Theoretical exploration of diverse electron-deficient core and terminal groups in A–DA′D–A type non-fullerene acceptors for organic solar cells

Abstract

Molecular engineering for non-fullerene acceptors (NFAs) with advanced power conversion efficiencies (PCEs), particularly from the aspects of theoretical analysis, has been a hot topic in the community of bulk heterojunction organic solar cells (BHJ OSCs) in recent years. In this context, taking NFAs Y6, Y10 and Y11 as research objects, the influence of molecular engineering of the terminal group (A) and the electron-deficient core (A′) group on the performance of NFAs and donor/acceptor (D/A) interfaces was theoretically explored by using density functional theory (DFT), time-dependent DFT (TD-DFT) and Marcus charge transfer theory.

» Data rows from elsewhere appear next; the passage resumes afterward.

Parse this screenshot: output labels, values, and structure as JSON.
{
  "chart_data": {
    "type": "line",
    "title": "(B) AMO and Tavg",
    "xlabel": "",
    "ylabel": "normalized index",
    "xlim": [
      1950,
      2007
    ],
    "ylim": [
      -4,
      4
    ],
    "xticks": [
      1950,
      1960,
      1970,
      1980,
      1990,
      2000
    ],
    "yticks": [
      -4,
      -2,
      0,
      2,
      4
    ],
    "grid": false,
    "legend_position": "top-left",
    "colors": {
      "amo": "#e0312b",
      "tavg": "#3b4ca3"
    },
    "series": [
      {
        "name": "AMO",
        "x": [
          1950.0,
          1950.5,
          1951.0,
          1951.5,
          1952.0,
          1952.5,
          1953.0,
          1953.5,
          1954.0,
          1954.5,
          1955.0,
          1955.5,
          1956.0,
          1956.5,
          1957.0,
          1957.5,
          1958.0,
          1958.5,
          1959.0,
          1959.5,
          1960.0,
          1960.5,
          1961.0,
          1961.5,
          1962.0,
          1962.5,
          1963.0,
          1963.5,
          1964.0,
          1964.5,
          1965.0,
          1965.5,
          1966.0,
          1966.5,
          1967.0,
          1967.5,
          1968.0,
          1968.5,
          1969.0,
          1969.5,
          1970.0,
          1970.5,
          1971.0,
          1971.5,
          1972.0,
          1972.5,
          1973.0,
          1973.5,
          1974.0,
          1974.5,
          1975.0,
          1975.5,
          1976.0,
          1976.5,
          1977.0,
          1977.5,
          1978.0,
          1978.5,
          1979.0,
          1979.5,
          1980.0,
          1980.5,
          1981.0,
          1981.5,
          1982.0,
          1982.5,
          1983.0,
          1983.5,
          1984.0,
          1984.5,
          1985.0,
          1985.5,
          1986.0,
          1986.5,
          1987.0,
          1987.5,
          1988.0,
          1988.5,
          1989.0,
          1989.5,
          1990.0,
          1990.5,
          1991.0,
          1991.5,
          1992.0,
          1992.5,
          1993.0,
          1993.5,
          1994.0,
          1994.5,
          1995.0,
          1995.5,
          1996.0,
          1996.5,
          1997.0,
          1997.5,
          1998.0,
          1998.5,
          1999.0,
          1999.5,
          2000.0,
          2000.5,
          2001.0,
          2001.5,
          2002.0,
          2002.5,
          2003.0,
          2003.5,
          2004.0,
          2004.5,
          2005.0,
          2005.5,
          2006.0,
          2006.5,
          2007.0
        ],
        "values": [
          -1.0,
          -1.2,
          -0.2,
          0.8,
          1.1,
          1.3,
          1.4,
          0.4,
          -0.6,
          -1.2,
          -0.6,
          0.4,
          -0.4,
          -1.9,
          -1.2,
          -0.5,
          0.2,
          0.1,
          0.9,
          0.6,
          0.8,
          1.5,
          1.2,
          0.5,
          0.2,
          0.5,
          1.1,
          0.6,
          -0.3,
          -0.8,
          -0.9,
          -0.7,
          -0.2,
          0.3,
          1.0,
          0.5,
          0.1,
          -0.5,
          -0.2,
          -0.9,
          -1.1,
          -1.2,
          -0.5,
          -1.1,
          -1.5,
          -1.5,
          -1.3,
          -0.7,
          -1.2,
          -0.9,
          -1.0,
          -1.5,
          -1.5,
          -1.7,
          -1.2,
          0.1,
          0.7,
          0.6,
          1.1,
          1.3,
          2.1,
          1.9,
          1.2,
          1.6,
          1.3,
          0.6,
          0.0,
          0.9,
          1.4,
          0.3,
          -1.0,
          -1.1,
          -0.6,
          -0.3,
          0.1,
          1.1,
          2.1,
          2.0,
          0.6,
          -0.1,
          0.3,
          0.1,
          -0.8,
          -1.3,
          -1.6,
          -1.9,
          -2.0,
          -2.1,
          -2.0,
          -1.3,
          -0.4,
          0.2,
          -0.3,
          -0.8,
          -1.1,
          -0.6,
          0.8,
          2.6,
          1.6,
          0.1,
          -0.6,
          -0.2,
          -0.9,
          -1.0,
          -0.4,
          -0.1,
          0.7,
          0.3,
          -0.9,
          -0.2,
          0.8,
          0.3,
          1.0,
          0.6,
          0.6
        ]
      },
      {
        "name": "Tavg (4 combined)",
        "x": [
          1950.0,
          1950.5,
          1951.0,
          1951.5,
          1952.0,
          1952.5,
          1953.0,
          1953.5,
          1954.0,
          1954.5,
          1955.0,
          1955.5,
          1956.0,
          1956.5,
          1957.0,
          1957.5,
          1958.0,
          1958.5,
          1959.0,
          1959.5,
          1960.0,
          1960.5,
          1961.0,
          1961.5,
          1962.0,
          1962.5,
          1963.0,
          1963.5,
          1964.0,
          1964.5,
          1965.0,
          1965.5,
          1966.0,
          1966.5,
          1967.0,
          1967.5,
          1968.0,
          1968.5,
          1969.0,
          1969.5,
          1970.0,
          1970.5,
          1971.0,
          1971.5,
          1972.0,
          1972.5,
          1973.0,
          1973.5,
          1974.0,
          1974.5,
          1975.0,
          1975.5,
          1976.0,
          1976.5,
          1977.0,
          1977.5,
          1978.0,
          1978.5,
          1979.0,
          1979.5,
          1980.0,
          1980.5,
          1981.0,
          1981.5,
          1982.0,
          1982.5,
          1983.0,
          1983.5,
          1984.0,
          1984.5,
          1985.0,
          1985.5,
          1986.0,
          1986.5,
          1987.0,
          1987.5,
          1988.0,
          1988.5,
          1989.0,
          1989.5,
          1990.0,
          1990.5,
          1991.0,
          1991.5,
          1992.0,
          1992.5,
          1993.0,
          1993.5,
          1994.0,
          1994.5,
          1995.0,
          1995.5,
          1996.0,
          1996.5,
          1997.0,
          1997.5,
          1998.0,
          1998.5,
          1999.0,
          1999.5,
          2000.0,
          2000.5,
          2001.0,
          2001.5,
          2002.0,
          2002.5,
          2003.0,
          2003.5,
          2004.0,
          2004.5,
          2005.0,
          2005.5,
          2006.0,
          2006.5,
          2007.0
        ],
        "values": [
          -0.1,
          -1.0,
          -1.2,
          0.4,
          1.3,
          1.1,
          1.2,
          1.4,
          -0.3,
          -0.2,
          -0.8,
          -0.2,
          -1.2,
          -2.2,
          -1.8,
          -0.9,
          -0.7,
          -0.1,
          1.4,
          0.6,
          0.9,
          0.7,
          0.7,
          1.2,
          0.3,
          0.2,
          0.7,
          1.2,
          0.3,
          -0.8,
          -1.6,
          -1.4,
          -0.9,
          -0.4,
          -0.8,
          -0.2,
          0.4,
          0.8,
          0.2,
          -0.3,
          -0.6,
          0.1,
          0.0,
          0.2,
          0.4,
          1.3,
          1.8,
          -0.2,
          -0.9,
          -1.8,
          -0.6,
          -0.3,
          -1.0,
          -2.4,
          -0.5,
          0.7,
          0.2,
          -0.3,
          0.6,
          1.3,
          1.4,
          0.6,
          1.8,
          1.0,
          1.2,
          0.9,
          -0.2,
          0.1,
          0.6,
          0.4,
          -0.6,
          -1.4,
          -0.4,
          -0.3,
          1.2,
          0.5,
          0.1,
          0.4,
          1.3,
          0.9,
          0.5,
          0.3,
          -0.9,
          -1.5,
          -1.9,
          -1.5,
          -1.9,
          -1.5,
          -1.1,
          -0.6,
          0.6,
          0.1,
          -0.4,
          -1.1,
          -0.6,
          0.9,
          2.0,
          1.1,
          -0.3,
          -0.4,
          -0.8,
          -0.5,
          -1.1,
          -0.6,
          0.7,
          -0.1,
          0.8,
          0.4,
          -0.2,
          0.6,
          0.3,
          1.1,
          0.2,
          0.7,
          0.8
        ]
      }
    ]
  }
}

It was found that the introduction of fluorine into the terminal group and benzotriazole (BTZ) into the electron-deficient core group improved the molecular polarity index (MPI), the electrostatic potential (ESP), the optical absorption properties, the first excited-state lifetime (τ), the hole and electron delocalization index (HDI, EDI), the electron transfer rate (K_e) and the electron mobility (μ_e) of the investigated NFAs, and reduced the charge recombination rate (K_CR) and enhanced the charge separation rate (K_CS) of the investigated D/A interfaces, thus leading to a higher PCE. More importantly, the designed J11/Y6, J11/Y11 and PM6/Y10 interfaces have superior K_CS/K_CR values to the experimental interfaces. Our investigation provides a theoretical guideline for a molecular design strategy of advanced OSC devices.